CorePower Yoga has capitalized on this growing trend. They have “corporatized” what was initially more of an art so people can accomplish a full workout in one yoga session. All classes include an abdominal workout section, many are heated so you can break a sweat, there are class options with weights, etc. The idea is you can do a 1-hour yoga workout that will cover cardio, strengthening, flexibility and finding your inner chi.
I have dabbled with yoga throughout the last few years to gain an advantage as a basketball player. The typical workouts basketball teams do are lifting, running and basketball practice, all mostly restricting flexibility. Yoga is unique in it focuses on increasing this very valuable flexibility. CorePower also adds weights and an abdominal section to many classes – even more benefits for an athlete like myself. Great, right? I wasn’t a fan.
The best yoga class session I ever had was one-on-one session in the heart of my workday with a really weird dude, Chad. I walked into what was supposed to be a group class session at Cat Financial to see I was the only employee who showed up. We began with a few simple poses so Chad could assess my flexibility and strength. What followed was a plethora of poses tailored specifically for me. Chad encouraged me to try new things or stay where I was based on how I feel. He talked me through the origins and purposes of different parts of the practice. There was no music and no heat like CorePower. Chad didn’t care if I stayed on my mat or followed exactly what he was saying. By the end of the session, I was flowing through my own combination of poses focusing inward. When I went back to work I felt refreshed, not just physically, but mentally too. Yoga with Chad was personalized, creative, an art, and the best yoga experience I’ve had.
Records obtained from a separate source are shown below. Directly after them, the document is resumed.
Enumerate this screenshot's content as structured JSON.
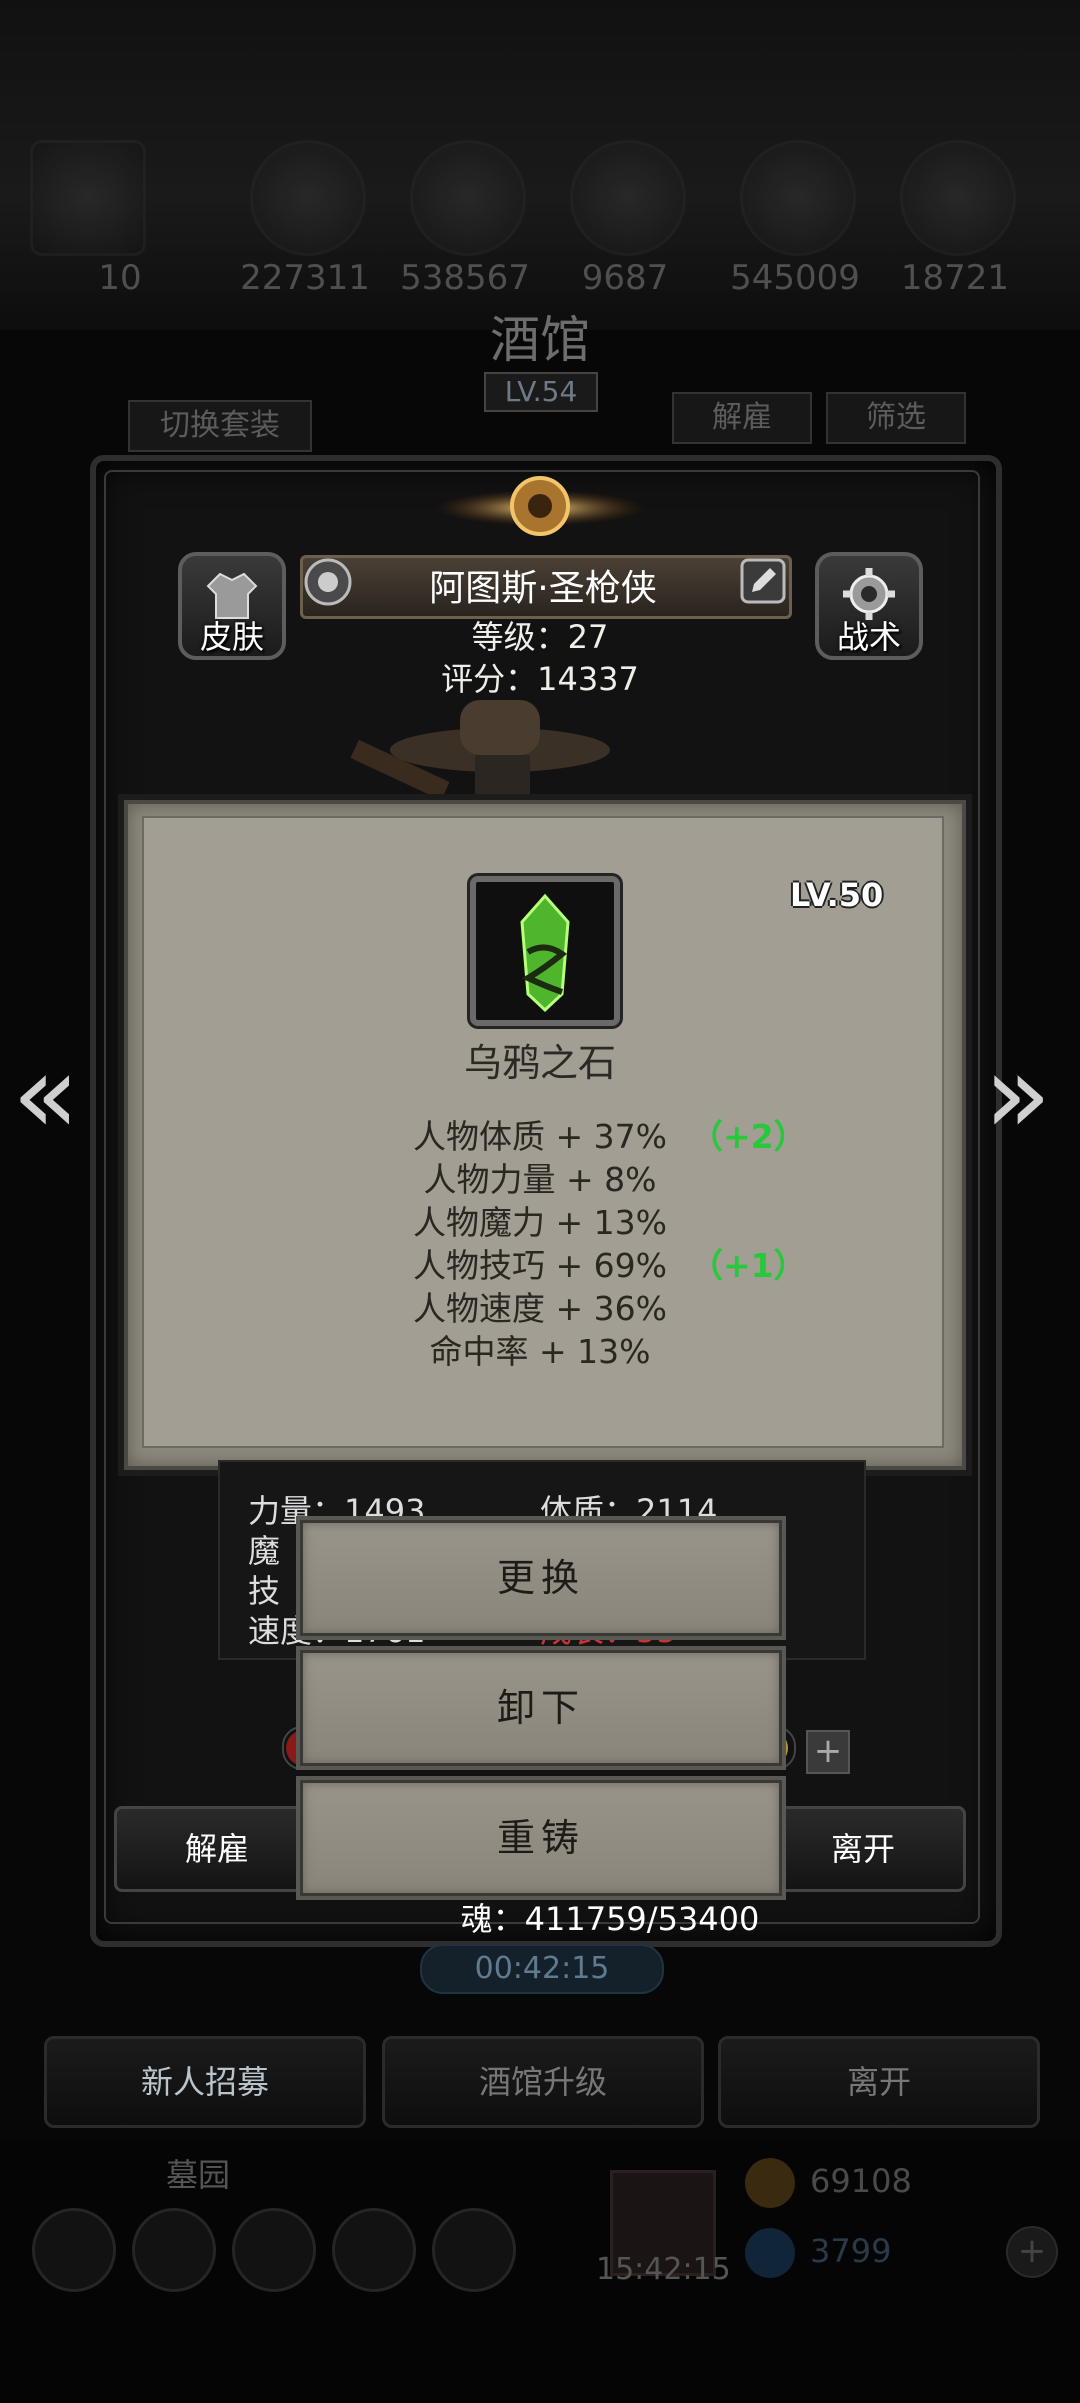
{
  "header": {
    "resources": [
      "10",
      "227311",
      "538567",
      "9687",
      "545009",
      "18721"
    ],
    "tavern_title": "酒馆",
    "tavern_level": "LV.54",
    "switch_outfit_label": "切换套装",
    "dismiss_label": "解雇",
    "filter_label": "筛选"
  },
  "hero": {
    "skin_label": "皮肤",
    "tactics_label": "战术",
    "name": "阿图斯·圣枪侠",
    "level_line": "等级：27",
    "score_line": "评分：14337"
  },
  "item_card": {
    "level": "LV.50",
    "name": "乌鸦之石",
    "attributes": [
      {
        "text": "人物体质 + 37%",
        "bonus": "（+2）"
      },
      {
        "text": "人物力量 + 8%",
        "bonus": ""
      },
      {
        "text": "人物魔力 + 13%",
        "bonus": ""
      },
      {
        "text": "人物技巧 + 69%",
        "bonus": "（+1）"
      },
      {
        "text": "人物速度 + 36%",
        "bonus": ""
      },
      {
        "text": "命中率 + 13%",
        "bonus": ""
      }
    ],
    "gem_color": "#5fd13a"
  },
  "stats_partial": {
    "str": "力量：1493",
    "con": "体质：2114",
    "mag": "魔",
    "skl": "技",
    "spd": "速度：1761",
    "growth": "成长：55"
  },
  "actions": {
    "replace": "更换",
    "unequip": "卸下",
    "reforge": "重铸"
  },
  "bottom": {
    "dismiss": "解雇",
    "leave": "离开",
    "soul": "魂：411759/53400",
    "timer": "00:42:15",
    "recruit": "新人招募",
    "upgrade": "酒馆升级",
    "leave_nav": "离开",
    "cemetery": "墓园",
    "gift_timer": "15:42:15",
    "gold": "69108",
    "gems": "3799"
  }
}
CorePower Yoga created efficient standard operations to allow the optimal large-scale production, and this is usually viewed as a positive, but maybe it’s not always better. I learned through yoga that variability and personalization, even if inefficient on a large scale, could be preferred. Chad only had one student in his class because most people seeking out yoga will be led to a CorePower, not a freelance instructor. Maybe they would be better off if there was not a corporate in the way of them finding an artist.
My questions: Is large-scale operational efficiency brought by corporate powerhouses always a benefit to society? If not, where are other markets you see it as a disadvantage?